Belgian National Lottery product “Scooore!” unfairly capitalised on lottery monopoly. After its Belgian success British bookmaker Stanleybet is set to challenge the renewal of Italian Lotto concession to the GTech Lottomatica giant.

 

By its decision of 22 September 2015, the Belgian Competition Authority (BCA) inflicted on the National Lottery (NL) a fine of approximately € 1.2 million for anti-competitive practices in the betting sector since 2013.

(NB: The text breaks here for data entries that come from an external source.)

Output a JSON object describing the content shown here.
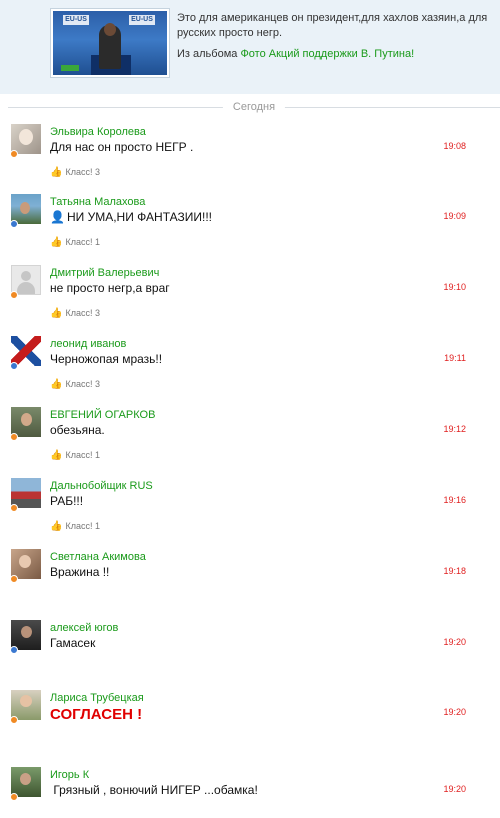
{
  "header": {
    "photo_labels": {
      "left": "EU-US",
      "right": "EU-US"
    },
    "caption": "Это для американцев он президент,для хахлов хазяин,а для русских просто негр.",
    "album_prefix": "Из альбома",
    "album_link": "Фото Акций поддержки В. Путина!"
  },
  "divider": {
    "label": "Сегодня"
  },
  "comments": [
    {
      "name": "Эльвира Королева",
      "text": "Для нас он просто НЕГР .",
      "time": "19:08",
      "likes": "Класс! 3"
    },
    {
      "name": "Татьяна Малахова",
      "text": "НИ УМА,НИ ФАНТАЗИИ!!!",
      "time": "19:09",
      "likes": "Класс! 1"
    },
    {
      "name": "Дмитрий Валерьевич",
      "text": "не просто негр,а враг",
      "time": "19:10",
      "likes": "Класс! 3"
    },
    {
      "name": "леонид иванов",
      "text": "Черножопая мразь!!",
      "time": "19:11",
      "likes": "Класс! 3"
    },
    {
      "name": "ЕВГЕНИЙ ОГАРКОВ",
      "text": "обезьяна.",
      "time": "19:12",
      "likes": "Класс! 1"
    },
    {
      "name": "Дальнобойщик RUS",
      "text": "РАБ!!!",
      "time": "19:16",
      "likes": "Класс! 1"
    },
    {
      "name": "Светлана Акимова",
      "text": "Вражина !!",
      "time": "19:18",
      "likes": ""
    },
    {
      "name": "алексей югов",
      "text": "Гамасек",
      "time": "19:20",
      "likes": ""
    },
    {
      "name": "Лариса Трубецкая",
      "text": "СОГЛАСЕН !",
      "time": "19:20",
      "likes": ""
    },
    {
      "name": "Игорь К",
      "text": " Грязный , вонючий НИГЕР ...обамка!",
      "time": "19:20",
      "likes": ""
    }
  ],
  "colors": {
    "link_green": "#1a9a1a",
    "time_red": "#e02020",
    "header_bg": "#eaf2f8",
    "status_orange": "#f08a24",
    "status_blue": "#3a78d0"
  },
  "icons": {
    "like": "thumbs-up-icon",
    "inline_user": "user-silhouette-icon"
  }
}
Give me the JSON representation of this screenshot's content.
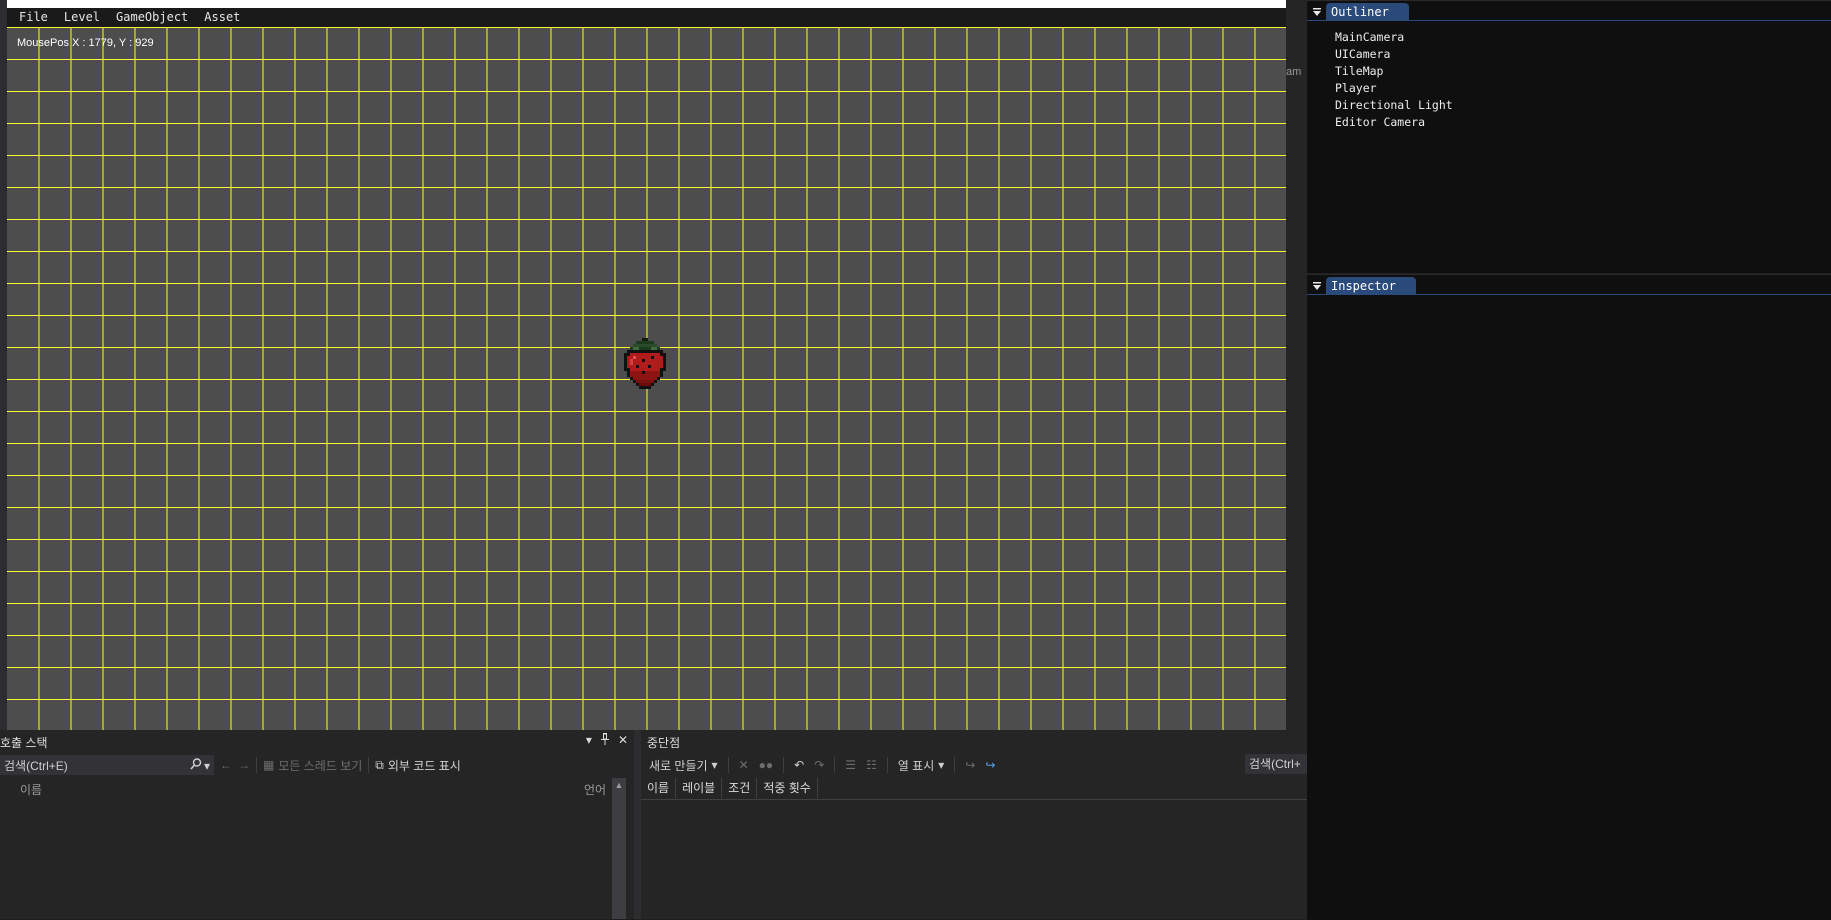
{
  "game_window": {
    "menu": [
      "File",
      "Level",
      "GameObject",
      "Asset"
    ],
    "mouse_pos_text": "MousePos X : 1779, Y : 929",
    "sprite": "strawberry-sprite",
    "colors": {
      "background": "#4d4d4d",
      "grid_line": "#ffff33"
    }
  },
  "gutter": {
    "label": "am"
  },
  "outliner": {
    "tab_label": "Outliner",
    "items": [
      "MainCamera",
      "UICamera",
      "TileMap",
      "Player",
      "Directional Light",
      "Editor Camera"
    ]
  },
  "inspector": {
    "tab_label": "Inspector"
  },
  "callstack": {
    "title": "호출 스택",
    "search_placeholder": "검색(Ctrl+E)",
    "show_all_threads": "모든 스레드 보기",
    "show_external_code": "외부 코드 표시",
    "columns": [
      "이름",
      "언어"
    ]
  },
  "breakpoints": {
    "title": "중단점",
    "new_label": "새로 만들기",
    "columns_label": "열 표시",
    "search_label": "검색(Ctrl+",
    "columns": [
      "이름",
      "레이블",
      "조건",
      "적중 횟수"
    ]
  },
  "accent_colors": {
    "panel_tab": "#294a7a",
    "vs_bg": "#252526"
  }
}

The NL enjoys a legal monopoly of lottery and number games in Belgium. With the introduction of a licensing system in the betting sector in 2012, the NL decided to enter that segment also, in order to exploit its strength as the monopolist of a neighbouring market. In that perspective, the NL obtained in the first place an extraordinary betting licence (known as the “35th licence”), over and above the ceiling of 34 licences that the Belgian Legislators themselves had set for the entire country in order to contain and streamline gambling opportunities. The 35th licence was later annulled by the Belgian Council of State as a result of an action by the Liverpool bookmaker Stanleybet, who operate in Belgium via a regular licence. However, the NL was subsequently re-assigned a betting licence from the original 34, thus nominally staying within the national ceiling. However, in reality, the NL never ceased to operate.

To mark its entry into the betting segment, the NL launched in 2013 a much advertised new product called “Scooore!”. It did so unfairly capitalising on its unique position as the dominant player of the long established, monopolised neighbouring segment of lotteries and number games.

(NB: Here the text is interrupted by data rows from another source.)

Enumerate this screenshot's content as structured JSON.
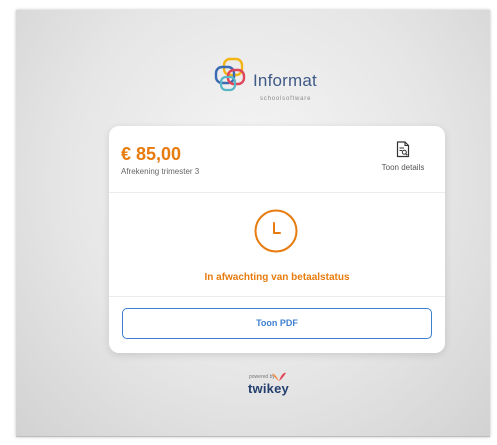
{
  "brand": {
    "name": "Informat",
    "tagline": "schoolsoftware"
  },
  "invoice": {
    "amount": "€ 85,00",
    "description": "Afrekening trimester 3",
    "details_label": "Toon details",
    "status": "In afwachting van betaalstatus",
    "pdf_label": "Toon PDF"
  },
  "footer": {
    "powered_by": "powered by",
    "provider": "twikey"
  },
  "colors": {
    "accent": "#e77b0e",
    "button": "#3e7fd0",
    "brand_text": "#3f5a86",
    "provider": "#243f6e"
  },
  "icons": {
    "status": "clock-icon",
    "details": "document-search-icon",
    "brand": "informat-logo",
    "provider": "twikey-butterfly-icon"
  }
}
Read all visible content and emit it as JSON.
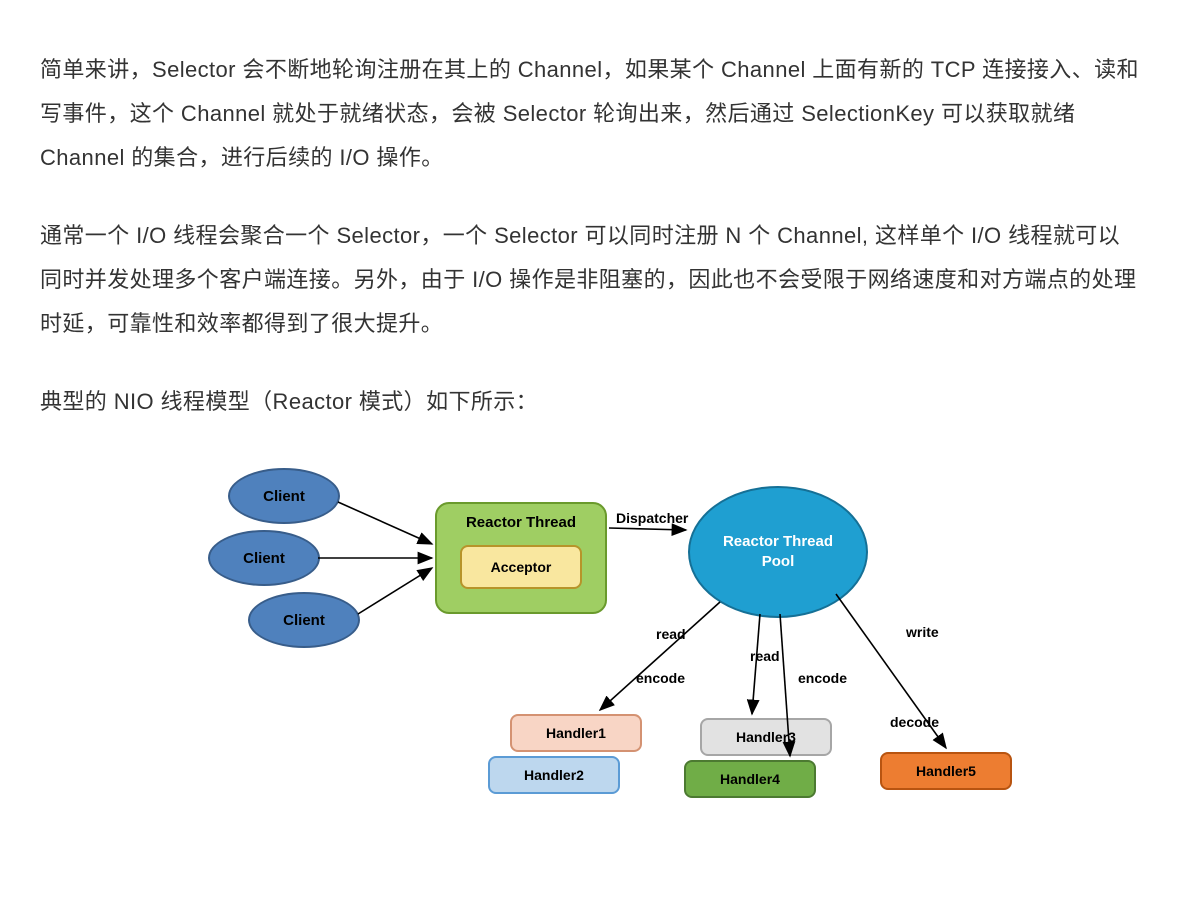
{
  "paragraphs": {
    "p1": "简单来讲，Selector 会不断地轮询注册在其上的 Channel，如果某个 Channel 上面有新的 TCP 连接接入、读和写事件，这个 Channel 就处于就绪状态，会被 Selector 轮询出来，然后通过 SelectionKey 可以获取就绪 Channel 的集合，进行后续的 I/O 操作。",
    "p2": "通常一个 I/O 线程会聚合一个 Selector，一个 Selector 可以同时注册 N 个 Channel, 这样单个 I/O 线程就可以同时并发处理多个客户端连接。另外，由于 I/O 操作是非阻塞的，因此也不会受限于网络速度和对方端点的处理时延，可靠性和效率都得到了很大提升。",
    "p3": "典型的 NIO 线程模型（Reactor 模式）如下所示："
  },
  "diagram": {
    "clients": [
      "Client",
      "Client",
      "Client"
    ],
    "reactor_label": "Reactor Thread",
    "acceptor_label": "Acceptor",
    "pool_label": "Reactor Thread\nPool",
    "dispatcher_label": "Dispatcher",
    "edge_labels": {
      "read1": "read",
      "encode1": "encode",
      "read2": "read",
      "encode2": "encode",
      "write": "write",
      "decode": "decode"
    },
    "handlers": [
      {
        "label": "Handler1",
        "fill": "#f8d5c5",
        "stroke": "#d49272"
      },
      {
        "label": "Handler2",
        "fill": "#bdd7ee",
        "stroke": "#5b9bd5"
      },
      {
        "label": "Handler3",
        "fill": "#e2e2e2",
        "stroke": "#a6a6a6"
      },
      {
        "label": "Handler4",
        "fill": "#70ad47",
        "stroke": "#4c7a31"
      },
      {
        "label": "Handler5",
        "fill": "#ed7d31",
        "stroke": "#b85410"
      }
    ]
  }
}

This led Stanleybet to file a complaint with the BCA, pointing to a number of anti-competitive conducts put in place by the NL upon its entry into the betting market. These included: the use of retailer and consumer data and profiles previously acquired in the monopolised segment; utilising the then “35th license” reserved to it; utilising its country-wide established brand and image in the new sector; cross-subsidising the non-monopolised betting sector with resources drawn from the monopolised lotteries and number games sector; and imposing exclusivity and non-competition clauses in its template contracts with the retailers that would commercialise the new “Scooore!” bet with exclusionary purposes or effects. Other Belgian betting companies followed Stanleybet’s action with another complaint.

As a result of a protracted investigation, including dawn raids carried out at the NL’s premises, the BCA decided to pursue, as a matter of enforcement priority, the first conduct complained of by Stanleybet, that is, the utilisation in the non-monopolised betting segment of retailers and customers data and profiles acquired in the monopolised lotteries and number games segment. The NL admitted the charge and settled the case with the BCA in order to benefit from a discount on the sanction. The remainder of Stanleybet’s complaint remains unprejudiced and unadjudged. The findings of the BCA could result in follow-on private enforcement actions by Stanleybet, other betting competitors in Belgium and ultimately, Belgian consumers and consumer associations.

Said John Whittaker, Stanleybet’s CEO: “We are extremely pleased that our initiative – which, according to our established philosophy, was conceived strictly resting on the tools provided by law – resulted in the public finding that the Belgian National Lottery, the powerful gambling monopolist, unjustly abused its dominance in the neighbouring supposedly open betting market. By our experience in a number of other jurisdictions, we are sadly aware of the arrogance of national monopolists, who take it for granted that they should be allowed to do as they please, regardless of competitors’ rights and interests. We must praise the independence of the Belgian authorities for having, at least in part, remedied a blatantly abusive practice. Stanleybet are carefully considering initiating a civil suit to claim the damages suffered as a result of the launch of the “Scooore!” bet in 2013 by the National Lottery, profiting from means certainly not conquered by competition on the merits”.

Whittaker added: “The Belgian case shows that our increasing focus placed on the competition features of national gambling markets commences to be rewarded. In many jurisdictions, there is a hard-core anticompetitive heritage, that is successful in surviving the nominal end of gambling monopolies. This is also the case of Italy, one of our historical legal battlegrounds, where we see the Lotto concession in the process of being re-awarded after nearly twenty years to the same concessionaire, GTech Lottomatica, by a tailor-made public tender that only the incumbent will be able to fulfil. GTech Lottomatica is the undisputed dominant player of the gambling market in Italy and, if it is again awarded the Lotto concession, it will continue to impose itself at the expense of all other stakeholders, competitors and consumers alike. We are already at work on how to oppose that unacceptable outcome at all levels”.